John Avlon has been looking at the FEC filings for SarahPAC, Sarah Palin’s primary vehicle for pretending to still be politically relevant by throwing a little money — and I mean a little money — at mostly losing candidates (I’m looking at you, Christine O’Donnell). I’m sure you’ll be shocked to hear that those records contradict her empty rhetoric.
In total, Palin’s PAC spent $980,000 on campaign expenses, $1.3 million on administrative costs (including almost a million dollars on postage), and three-quarters of a million on fundraising. Hidden in all of this—amid the direct mail and the media buys—is consultants’ cut of every dollar spent.

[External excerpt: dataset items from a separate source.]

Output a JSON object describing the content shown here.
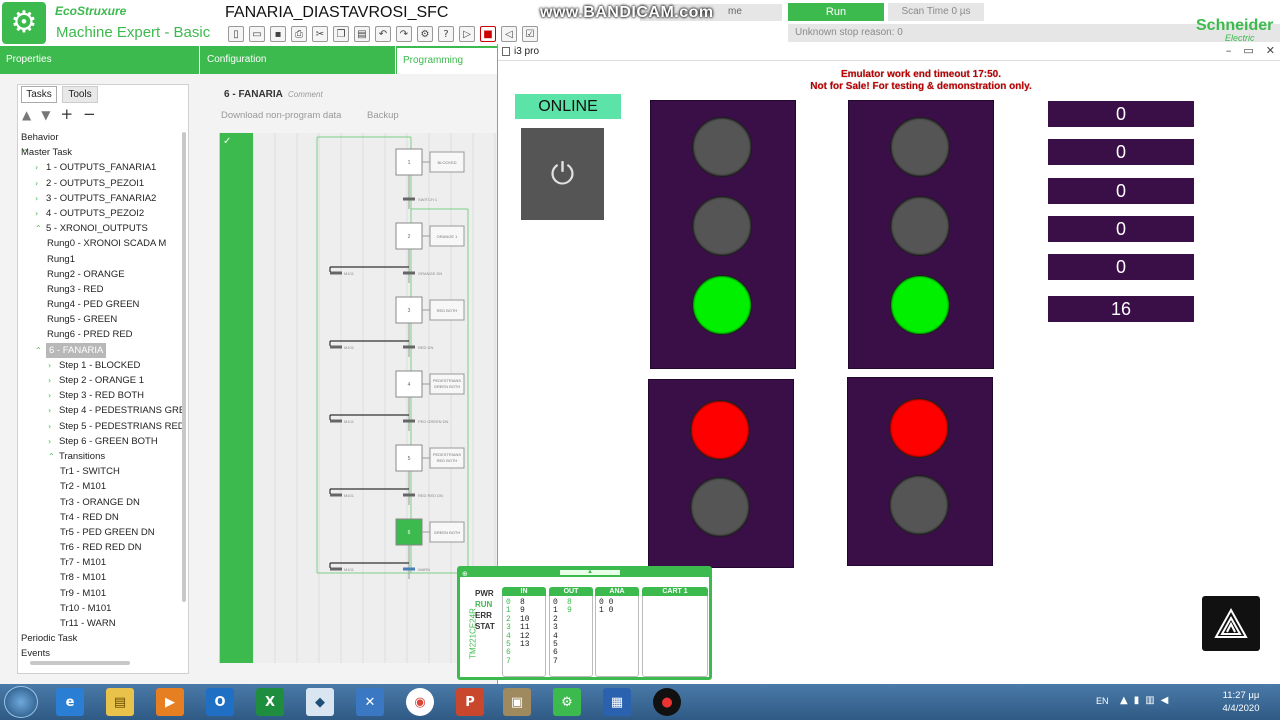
{
  "header": {
    "brand_eco": "EcoStruxure",
    "brand_product": "Machine Expert - Basic",
    "project_title": "FANARIA_DIASTAVROSI_SFC",
    "watermark": "www.BANDICAM.com",
    "mode_text": "me",
    "run_label": "Run",
    "scan_time": "Scan Time 0 µs",
    "stop_reason": "Unknown stop reason: 0",
    "vendor": "Schneider",
    "vendor_sub": "Electric"
  },
  "main_tabs": {
    "properties": "Properties",
    "configuration": "Configuration",
    "programming": "Programming"
  },
  "left_panel": {
    "tab_tasks": "Tasks",
    "tab_tools": "Tools",
    "tree": [
      {
        "label": "Behavior",
        "indent": 0,
        "chev": ""
      },
      {
        "label": "Master Task",
        "indent": 0,
        "chev": "^"
      },
      {
        "label": "1 - OUTPUTS_FANARIA1",
        "indent": 1,
        "chev": ">"
      },
      {
        "label": "2 - OUTPUTS_PEZOI1",
        "indent": 1,
        "chev": ">"
      },
      {
        "label": "3 - OUTPUTS_FANARIA2",
        "indent": 1,
        "chev": ">"
      },
      {
        "label": "4 - OUTPUTS_PEZOI2",
        "indent": 1,
        "chev": ">"
      },
      {
        "label": "5 - XRONOI_OUTPUTS",
        "indent": 1,
        "chev": "^"
      },
      {
        "label": "Rung0 - XRONOI SCADA M",
        "indent": 2,
        "chev": ""
      },
      {
        "label": "Rung1",
        "indent": 2,
        "chev": ""
      },
      {
        "label": "Rung2 - ORANGE",
        "indent": 2,
        "chev": ""
      },
      {
        "label": "Rung3 - RED",
        "indent": 2,
        "chev": ""
      },
      {
        "label": "Rung4 - PED GREEN",
        "indent": 2,
        "chev": ""
      },
      {
        "label": "Rung5 - GREEN",
        "indent": 2,
        "chev": ""
      },
      {
        "label": "Rung6 - PRED RED",
        "indent": 2,
        "chev": ""
      },
      {
        "label": "6 - FANARIA",
        "indent": 1,
        "chev": "^",
        "selected": true
      },
      {
        "label": "Step 1 - BLOCKED",
        "indent": 2,
        "chev": ">"
      },
      {
        "label": "Step 2 - ORANGE 1",
        "indent": 2,
        "chev": ">"
      },
      {
        "label": "Step 3 - RED BOTH",
        "indent": 2,
        "chev": ">"
      },
      {
        "label": "Step 4 - PEDESTRIANS GRE",
        "indent": 2,
        "chev": ">"
      },
      {
        "label": "Step 5 - PEDESTRIANS RED",
        "indent": 2,
        "chev": ">"
      },
      {
        "label": "Step 6 - GREEN BOTH",
        "indent": 2,
        "chev": ">"
      },
      {
        "label": "Transitions",
        "indent": 2,
        "chev": "^"
      },
      {
        "label": "Tr1 - SWITCH",
        "indent": 3,
        "chev": ""
      },
      {
        "label": "Tr2 - M101",
        "indent": 3,
        "chev": ""
      },
      {
        "label": "Tr3 - ORANGE DN",
        "indent": 3,
        "chev": ""
      },
      {
        "label": "Tr4 - RED DN",
        "indent": 3,
        "chev": ""
      },
      {
        "label": "Tr5 - PED GREEN DN",
        "indent": 3,
        "chev": ""
      },
      {
        "label": "Tr6 - RED RED DN",
        "indent": 3,
        "chev": ""
      },
      {
        "label": "Tr7 - M101",
        "indent": 3,
        "chev": ""
      },
      {
        "label": "Tr8 - M101",
        "indent": 3,
        "chev": ""
      },
      {
        "label": "Tr9 - M101",
        "indent": 3,
        "chev": ""
      },
      {
        "label": "Tr10 - M101",
        "indent": 3,
        "chev": ""
      },
      {
        "label": "Tr11 - WARN",
        "indent": 3,
        "chev": ""
      },
      {
        "label": "Periodic Task",
        "indent": 0,
        "chev": ""
      },
      {
        "label": "Events",
        "indent": 0,
        "chev": ""
      }
    ]
  },
  "editor": {
    "pou_title": "6 - FANARIA",
    "comment_label": "Comment",
    "download_label": "Download non-program data",
    "backup_label": "Backup",
    "steps": [
      {
        "num": "1",
        "action": "BLOCKED",
        "active": false
      },
      {
        "num": "2",
        "action": "ORANGE 1",
        "active": false
      },
      {
        "num": "3",
        "action": "RED BOTH",
        "active": false
      },
      {
        "num": "4",
        "action": "PEDESTRIANS GREEN BOTH",
        "active": false
      },
      {
        "num": "5",
        "action": "PEDESTRIANS RED BOTH",
        "active": false
      },
      {
        "num": "6",
        "action": "GREEN BOTH",
        "active": true
      }
    ],
    "transitions": [
      {
        "left": "",
        "right": "SWITCH 1",
        "highlight": false
      },
      {
        "left": "M101",
        "right": "ORANGE DN",
        "highlight": false
      },
      {
        "left": "M101",
        "right": "RED DN",
        "highlight": false
      },
      {
        "left": "M101",
        "right": "PED GREEN DN",
        "highlight": false
      },
      {
        "left": "M101",
        "right": "RED RED DN",
        "highlight": false
      },
      {
        "left": "M101",
        "right": "WARN",
        "highlight": true
      }
    ]
  },
  "hmi": {
    "window_title": "i3 pro",
    "emulator_line1": "Emulator work end timeout 17:50.",
    "emulator_line2": "Not for Sale! For testing & demonstration only.",
    "online_label": "ONLINE",
    "colors": {
      "green": "#00f000",
      "red": "#ff0000",
      "off": "#555555",
      "panel": "#3a0f48"
    },
    "lights": {
      "traffic_1": [
        "off",
        "off",
        "green"
      ],
      "traffic_2": [
        "off",
        "off",
        "green"
      ],
      "pedestrian_1": [
        "red",
        "off"
      ],
      "pedestrian_2": [
        "red",
        "off"
      ]
    },
    "counters": [
      "0",
      "0",
      "0",
      "0",
      "0",
      "16"
    ]
  },
  "plc_status": {
    "model": "TM221CE24R",
    "pwr": "PWR",
    "run": "RUN",
    "err": "ERR",
    "stat": "STAT",
    "in_header": "IN",
    "out_header": "OUT",
    "ana_header": "ANA",
    "cart_header": "CART 1",
    "in_col1": "0\n1\n2\n3\n4\n5\n6\n7",
    "in_col2": "8\n9\n10\n11\n12\n13",
    "out_col1": "0\n1\n2\n3\n4\n5\n6\n7",
    "out_col2": "8\n9",
    "ana_col": "0 0\n1 0"
  },
  "taskbar": {
    "lang": "EN",
    "time": "11:27 μμ",
    "date": "4/4/2020"
  }
}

These are the top-line costs of life in PAC era. But the devilish details in expense reports are what makes it really come alive. Palin’s chief PAC consultant, Tim Crawford, pocketed more than $321,000 this election cycle in direct payments alone, according to the documents. Aries Petra Consulting was taking in between $6,000 and $8,000 a month for speechwriting and “grassroots consulting”—something that sounds like an oxymoron, but ended up costing north of $160,000. C&M Transcontinental racked up $10,000 a month in management consulting, which is hard to imagine for a PAC whose job is simply to raise money and spend it on candidates. Inside SarahPAC, there were consultants for research and consultants for logistics and consultants for issues and on and on and on. It’s hard to find any area where consultants weren’t employed.
So when Palin thundered at CPAC that “Now is the time to furlough the consultants, and tune out the pollsters, send the focus groups home and throw out the political scripts, because if we truly know what we believe, we don’t need professionals to tell us”—it was a riff written by speechwriters and informed by all tools she tried to diss.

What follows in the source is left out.